One rarely hears such voices today, and their presence in the book separates it from typical sendups of the '60s as a time of youthful self-indulgence. Pacifist Dave Dellinger, elder statesman of the Chicago 7, who appears in Avedon's trial lineup in his usual suit and tie, explains why he no longer fears prison. Jailed for draft resistance before World War II, he helped organize a strike on behalf of black convicts who were being mistreated. This led to a midnight confrontation with the director of the Federal Bureau of Prisons, who made it known that unless he stopped his activities, he would not get out of prison alive. After a few days in solitary confinement without food, Dellinger realized this was true. "And I just faced it," he says, "and decided--not to sound heroic because I wasn't heroic--that I couldn't back down. That I would die there." It was as if he "died [then] psychologically and spiritually" and thus couldn't worry about the threat of prison in 1969: "It seems to be kind of an acting-out of a drama that I made a decision on a long time ago."
Abbie Hoffman, demure in the Chicago tableau, outrageous in a solo portrait, bathes Arbus in rhetoric: "[G]oing to jail or dying. . . . Both times you're removed from the street. . . . Dying makes a better movie but . . . what's the difference?" Yet he gives voice to a partisan view that remains poorly understood when he states: "I'm not against the war in Vietnam. I'm for the National Liberation Front winning." This was more than bravado. Commenting recently in The New York Times about why he wrote "The Price" in 1968, Arthur Miller states that as a play about the perils of forgetting, it was among other things a secret response to the Vietnam War: "As the corpses piled up, it became cruelly impolite if not unpatriotic to suggest the obvious, that we were fighting the past; our rigid anti-communist theology, born of another time two decades earlier, made it a sin to consider Vietnamese Reds as nationalists rather than as Moscow's and Beijing's yapping dogs."

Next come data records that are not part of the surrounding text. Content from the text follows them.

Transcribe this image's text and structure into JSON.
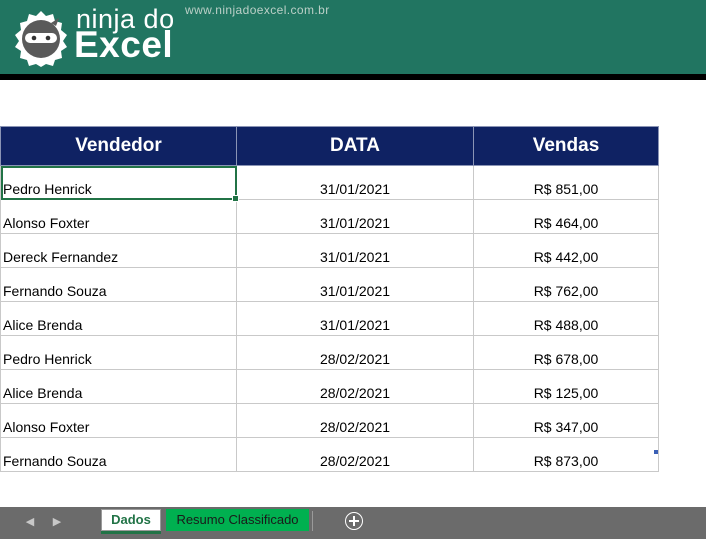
{
  "banner": {
    "brand_small": "ninja do",
    "brand_big": "Excel",
    "site_url": "www.ninjadoexcel.com.br",
    "logo_icon": "ninja-head-icon",
    "bg_color": "#217561"
  },
  "table": {
    "headers": [
      "Vendedor",
      "DATA",
      "Vendas"
    ],
    "rows": [
      [
        "Pedro Henrick",
        "31/01/2021",
        "R$ 851,00"
      ],
      [
        "Alonso Foxter",
        "31/01/2021",
        "R$ 464,00"
      ],
      [
        "Dereck Fernandez",
        "31/01/2021",
        "R$ 442,00"
      ],
      [
        "Fernando Souza",
        "31/01/2021",
        "R$ 762,00"
      ],
      [
        "Alice Brenda",
        "31/01/2021",
        "R$ 488,00"
      ],
      [
        "Pedro Henrick",
        "28/02/2021",
        "R$ 678,00"
      ],
      [
        "Alice Brenda",
        "28/02/2021",
        "R$ 125,00"
      ],
      [
        "Alonso Foxter",
        "28/02/2021",
        "R$ 347,00"
      ],
      [
        "Fernando Souza",
        "28/02/2021",
        "R$ 873,00"
      ]
    ],
    "header_color": "#0f2263",
    "selected_cell": "Pedro Henrick"
  },
  "tabs": {
    "sheets": [
      "Dados",
      "Resumo Classificado"
    ],
    "active": "Dados",
    "resumo_color": "#00b050",
    "nav_prev_icon": "chevron-left-icon",
    "nav_next_icon": "chevron-right-icon",
    "add_icon": "plus-circle-icon"
  }
}
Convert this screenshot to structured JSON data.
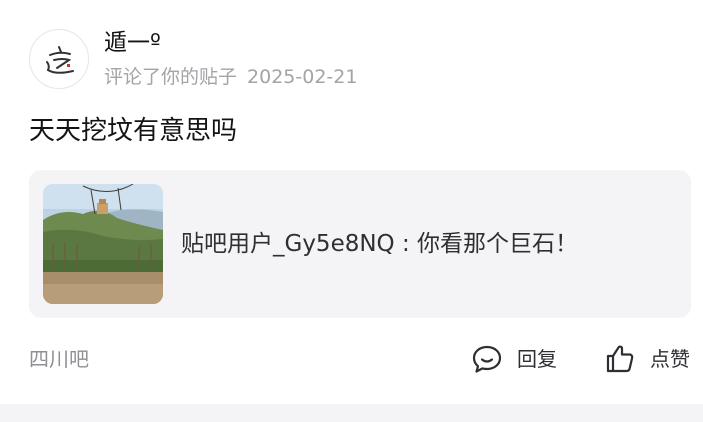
{
  "post": {
    "username": "遁一º",
    "action_text": "评论了你的贴子",
    "date": "2025-02-21",
    "content": "天天挖坟有意思吗",
    "quote": {
      "text": "贴吧用户_Gy5e8NQ : 你看那个巨石！",
      "thumbnail_icon": "landscape-photo"
    },
    "forum": "四川吧",
    "actions": {
      "reply_label": "回复",
      "like_label": "点赞"
    }
  },
  "colors": {
    "primary_text": "#141414",
    "secondary_text": "#a3a3a8",
    "quote_background": "#f4f4f6",
    "icon": "#2e2e33"
  }
}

In this sense, Hoffman, along with Dohrn, who ratchets the argument higher--"Killing a cop just because he's a cop, that'll happen. And that should happen"--are children enacting a domestic drama of outrage and revenge over the deadly sins of their fathers. Not their biological fathers, the subject of biography, but the nation's fathers, an unexamined subject of political history.